Roadrunner Continues Consolidation Efforts

Roadrunner Transportation Services

Roadrunner Transportation Systems on May 15 continued the consolidation of its business divisions, moving its air transportation units Active Aero Group, USA Jet and Rich Logistics into one integrated brand with a single management team and marketed as Active On-Demand.

Downers Grove, Ill.-based Roadrunner reported that the three combined units generated annual revenues of more than $760 million from more than 450 customers.
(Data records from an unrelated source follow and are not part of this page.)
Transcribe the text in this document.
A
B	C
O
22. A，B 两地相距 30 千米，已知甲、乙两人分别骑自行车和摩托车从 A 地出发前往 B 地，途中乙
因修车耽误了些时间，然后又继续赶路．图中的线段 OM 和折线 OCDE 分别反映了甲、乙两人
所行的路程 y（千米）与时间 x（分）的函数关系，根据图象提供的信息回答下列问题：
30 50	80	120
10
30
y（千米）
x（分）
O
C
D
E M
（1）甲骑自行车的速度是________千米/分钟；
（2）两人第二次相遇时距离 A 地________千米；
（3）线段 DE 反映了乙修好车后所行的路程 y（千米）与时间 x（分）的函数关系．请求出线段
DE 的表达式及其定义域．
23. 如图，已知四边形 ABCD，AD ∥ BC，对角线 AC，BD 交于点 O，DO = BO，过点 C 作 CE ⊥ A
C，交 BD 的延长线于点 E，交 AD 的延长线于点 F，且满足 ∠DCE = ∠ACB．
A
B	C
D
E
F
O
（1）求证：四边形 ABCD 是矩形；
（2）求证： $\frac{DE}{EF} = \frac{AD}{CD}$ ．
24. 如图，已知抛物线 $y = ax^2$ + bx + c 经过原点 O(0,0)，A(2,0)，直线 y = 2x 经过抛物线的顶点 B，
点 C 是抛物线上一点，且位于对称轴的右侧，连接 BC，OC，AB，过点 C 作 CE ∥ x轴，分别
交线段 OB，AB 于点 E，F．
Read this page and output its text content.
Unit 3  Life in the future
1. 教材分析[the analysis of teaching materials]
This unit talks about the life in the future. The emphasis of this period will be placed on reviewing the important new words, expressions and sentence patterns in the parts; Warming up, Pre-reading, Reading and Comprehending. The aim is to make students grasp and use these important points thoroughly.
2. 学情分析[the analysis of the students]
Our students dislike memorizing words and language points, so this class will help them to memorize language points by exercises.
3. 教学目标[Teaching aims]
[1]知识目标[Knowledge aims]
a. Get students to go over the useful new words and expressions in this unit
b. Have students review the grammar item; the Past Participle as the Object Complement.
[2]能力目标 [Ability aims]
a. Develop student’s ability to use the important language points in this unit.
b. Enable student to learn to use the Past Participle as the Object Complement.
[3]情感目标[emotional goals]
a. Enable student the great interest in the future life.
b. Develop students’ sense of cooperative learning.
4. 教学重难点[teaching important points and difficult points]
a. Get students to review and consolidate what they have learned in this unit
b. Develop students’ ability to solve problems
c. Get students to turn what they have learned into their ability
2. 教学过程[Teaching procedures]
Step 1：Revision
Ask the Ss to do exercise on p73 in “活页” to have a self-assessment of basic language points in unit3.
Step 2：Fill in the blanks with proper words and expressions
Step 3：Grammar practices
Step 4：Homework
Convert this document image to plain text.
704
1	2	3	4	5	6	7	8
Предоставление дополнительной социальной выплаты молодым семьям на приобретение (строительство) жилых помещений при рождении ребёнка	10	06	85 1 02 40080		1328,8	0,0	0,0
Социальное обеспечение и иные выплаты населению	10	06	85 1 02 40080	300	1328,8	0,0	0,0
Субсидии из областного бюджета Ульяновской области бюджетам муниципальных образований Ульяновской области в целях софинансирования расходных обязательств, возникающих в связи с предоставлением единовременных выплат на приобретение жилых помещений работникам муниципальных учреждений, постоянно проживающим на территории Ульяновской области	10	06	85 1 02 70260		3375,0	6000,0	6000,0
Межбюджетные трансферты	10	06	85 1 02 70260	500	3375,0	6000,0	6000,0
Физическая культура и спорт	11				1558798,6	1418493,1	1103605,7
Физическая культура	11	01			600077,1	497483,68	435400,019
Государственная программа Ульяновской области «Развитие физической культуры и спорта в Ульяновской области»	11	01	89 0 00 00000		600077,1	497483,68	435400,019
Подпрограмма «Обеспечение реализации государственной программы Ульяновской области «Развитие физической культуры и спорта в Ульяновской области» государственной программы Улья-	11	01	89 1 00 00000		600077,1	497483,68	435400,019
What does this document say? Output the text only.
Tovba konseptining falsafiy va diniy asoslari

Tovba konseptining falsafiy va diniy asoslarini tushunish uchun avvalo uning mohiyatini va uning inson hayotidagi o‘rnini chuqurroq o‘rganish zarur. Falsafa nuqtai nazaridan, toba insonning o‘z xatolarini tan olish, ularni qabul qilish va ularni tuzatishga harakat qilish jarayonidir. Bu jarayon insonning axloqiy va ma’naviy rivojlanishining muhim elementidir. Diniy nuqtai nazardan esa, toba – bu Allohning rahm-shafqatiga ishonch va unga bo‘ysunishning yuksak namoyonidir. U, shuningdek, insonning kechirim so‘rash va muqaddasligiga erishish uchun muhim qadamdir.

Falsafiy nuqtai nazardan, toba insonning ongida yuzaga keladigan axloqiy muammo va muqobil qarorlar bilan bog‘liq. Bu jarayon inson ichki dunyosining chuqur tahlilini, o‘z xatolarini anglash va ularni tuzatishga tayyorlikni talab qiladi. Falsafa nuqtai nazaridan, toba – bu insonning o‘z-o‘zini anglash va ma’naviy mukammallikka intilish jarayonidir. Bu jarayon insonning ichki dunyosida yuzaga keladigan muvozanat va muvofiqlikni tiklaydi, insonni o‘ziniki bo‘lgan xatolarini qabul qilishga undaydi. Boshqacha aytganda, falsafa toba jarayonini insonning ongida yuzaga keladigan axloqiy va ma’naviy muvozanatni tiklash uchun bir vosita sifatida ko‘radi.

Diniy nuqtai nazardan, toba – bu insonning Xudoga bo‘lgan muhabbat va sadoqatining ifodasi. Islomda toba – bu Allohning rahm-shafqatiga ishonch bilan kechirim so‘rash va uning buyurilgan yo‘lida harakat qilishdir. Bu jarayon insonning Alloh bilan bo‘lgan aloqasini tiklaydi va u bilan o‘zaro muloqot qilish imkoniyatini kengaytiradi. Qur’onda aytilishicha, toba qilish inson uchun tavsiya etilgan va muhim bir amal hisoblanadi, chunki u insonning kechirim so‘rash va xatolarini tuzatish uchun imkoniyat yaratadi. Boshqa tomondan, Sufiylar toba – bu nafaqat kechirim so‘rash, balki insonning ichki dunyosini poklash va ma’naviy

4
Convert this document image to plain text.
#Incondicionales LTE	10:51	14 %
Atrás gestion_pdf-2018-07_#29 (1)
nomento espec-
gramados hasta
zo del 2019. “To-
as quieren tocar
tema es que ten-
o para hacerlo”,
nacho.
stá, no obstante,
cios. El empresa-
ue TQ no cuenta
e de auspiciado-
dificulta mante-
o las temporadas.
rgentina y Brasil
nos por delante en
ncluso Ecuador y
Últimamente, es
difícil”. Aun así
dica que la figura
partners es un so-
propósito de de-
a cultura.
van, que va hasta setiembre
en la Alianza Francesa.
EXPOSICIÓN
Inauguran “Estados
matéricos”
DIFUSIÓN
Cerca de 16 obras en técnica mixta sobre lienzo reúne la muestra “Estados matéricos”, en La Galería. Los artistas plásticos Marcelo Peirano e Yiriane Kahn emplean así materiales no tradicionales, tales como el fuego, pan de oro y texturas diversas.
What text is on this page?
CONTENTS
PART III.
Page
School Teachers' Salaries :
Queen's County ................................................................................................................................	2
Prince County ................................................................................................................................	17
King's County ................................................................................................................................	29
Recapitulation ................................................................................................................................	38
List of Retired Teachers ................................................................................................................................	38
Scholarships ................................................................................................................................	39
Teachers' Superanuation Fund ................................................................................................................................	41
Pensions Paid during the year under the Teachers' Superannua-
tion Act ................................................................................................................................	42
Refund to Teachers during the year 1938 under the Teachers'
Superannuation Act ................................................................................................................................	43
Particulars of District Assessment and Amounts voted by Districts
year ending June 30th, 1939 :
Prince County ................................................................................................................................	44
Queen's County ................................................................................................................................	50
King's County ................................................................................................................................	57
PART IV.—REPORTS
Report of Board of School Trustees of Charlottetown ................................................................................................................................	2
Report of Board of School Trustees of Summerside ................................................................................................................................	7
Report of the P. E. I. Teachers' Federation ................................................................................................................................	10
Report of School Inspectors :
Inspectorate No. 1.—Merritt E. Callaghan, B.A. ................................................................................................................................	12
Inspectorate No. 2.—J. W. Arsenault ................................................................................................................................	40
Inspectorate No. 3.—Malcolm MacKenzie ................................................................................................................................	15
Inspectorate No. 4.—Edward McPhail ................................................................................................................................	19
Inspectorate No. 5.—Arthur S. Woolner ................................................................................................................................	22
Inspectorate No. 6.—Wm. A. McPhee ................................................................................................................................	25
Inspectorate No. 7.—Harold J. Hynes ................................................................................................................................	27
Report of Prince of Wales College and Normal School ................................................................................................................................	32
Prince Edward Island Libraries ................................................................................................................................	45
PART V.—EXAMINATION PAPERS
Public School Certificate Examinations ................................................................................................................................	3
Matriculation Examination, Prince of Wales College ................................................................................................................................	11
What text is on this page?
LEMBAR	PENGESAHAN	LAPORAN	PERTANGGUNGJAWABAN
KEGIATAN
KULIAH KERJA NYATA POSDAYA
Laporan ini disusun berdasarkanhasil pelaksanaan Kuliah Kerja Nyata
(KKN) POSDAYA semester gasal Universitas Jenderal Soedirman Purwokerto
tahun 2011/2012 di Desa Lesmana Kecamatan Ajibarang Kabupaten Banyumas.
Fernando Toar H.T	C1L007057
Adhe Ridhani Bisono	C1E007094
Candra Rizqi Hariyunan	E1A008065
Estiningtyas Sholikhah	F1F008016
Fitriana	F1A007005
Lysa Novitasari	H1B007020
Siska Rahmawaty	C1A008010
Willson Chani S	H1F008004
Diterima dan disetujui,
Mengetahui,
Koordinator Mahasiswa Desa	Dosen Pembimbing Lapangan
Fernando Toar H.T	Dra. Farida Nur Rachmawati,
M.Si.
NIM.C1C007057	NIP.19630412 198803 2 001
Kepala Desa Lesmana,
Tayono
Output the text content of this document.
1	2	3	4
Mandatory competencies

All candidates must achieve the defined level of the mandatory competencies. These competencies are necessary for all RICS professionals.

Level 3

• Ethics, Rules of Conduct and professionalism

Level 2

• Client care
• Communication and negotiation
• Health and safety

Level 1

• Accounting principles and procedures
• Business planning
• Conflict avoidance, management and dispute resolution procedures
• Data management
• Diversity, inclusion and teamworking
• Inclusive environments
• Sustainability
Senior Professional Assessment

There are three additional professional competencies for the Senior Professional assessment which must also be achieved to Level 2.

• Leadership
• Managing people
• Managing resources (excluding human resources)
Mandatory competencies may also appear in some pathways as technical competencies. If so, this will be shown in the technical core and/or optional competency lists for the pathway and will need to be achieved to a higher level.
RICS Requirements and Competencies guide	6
Active On-Demand will have nearly 1,000 drivers and pilots in 13 locations in the United States and Mexico.

In March, Roadrunner said it would integrate several divisions under its Ascent Global Logistics operating segment, including the domestic freight management companies Capital Transportation Logistics, Great Northern Transportation Services, Group Transportation Services and Mesca Freight Services, in addition to its international freight forwarding company, Marisol International. Ascent’s retail consolidation company, Prime Distribution Services, will remain co-branded with Ascent Global Logistics.

Roadrunner said the firms under the Ascent brand had combined annual revenue in excess of $550 million, over 7,500 customers and 24 company offices in the U.S.


“Our ongoing strategy of fully integrating successful companies into larger business platforms will help us expand our go-to-market message and information technology capabilities to directly benefit our customers as well as our driver and pilots, team members, vendors and shareholders,” Roadrunner CEO Curt Stoelting reported to Transport Topics via e-mail.

Roadrunner ranks No. 15 on the Transport Topics Top 100 list of the largest North American for-hire carriers.

But the company has struggled to get back on track after an investigation found that the previous management team made key accounting errors and that there were weaknesses in the company’s financial reporting. Between 2011 and 2016, Roadrunner overstated its earnings by $66.5 million as the company purchased a number of privately owned companies over 3½ years.

In the last few years the truckload, less-than-truckload, intermodal and brokerage provider changed the makeup of much of its board and brought in new executive leadership.

Stoelting joined the company in 2016 as president and chief operating officer.

In January, the carrier released amended financial results dating from 2011 through 2016.

In March it released results for the first three quarters of 2017, reporting a net loss for the period of $67.9 million, for a loss of $1.77 per share, on revenues of $1.5 billion.

It also disclosed it was cooperating with an investigation of the accounting issues by the U.S. Department of Justice and U.S. Securities and Exchange Commission.

Stoelting said the company plans “to file our 2017 annual and 2018 [first-quarter] financial results as well as hold our investor call as soon as possible. Our team looks forward to taking the next step in regaining a cadence for timely filing of our financial results.”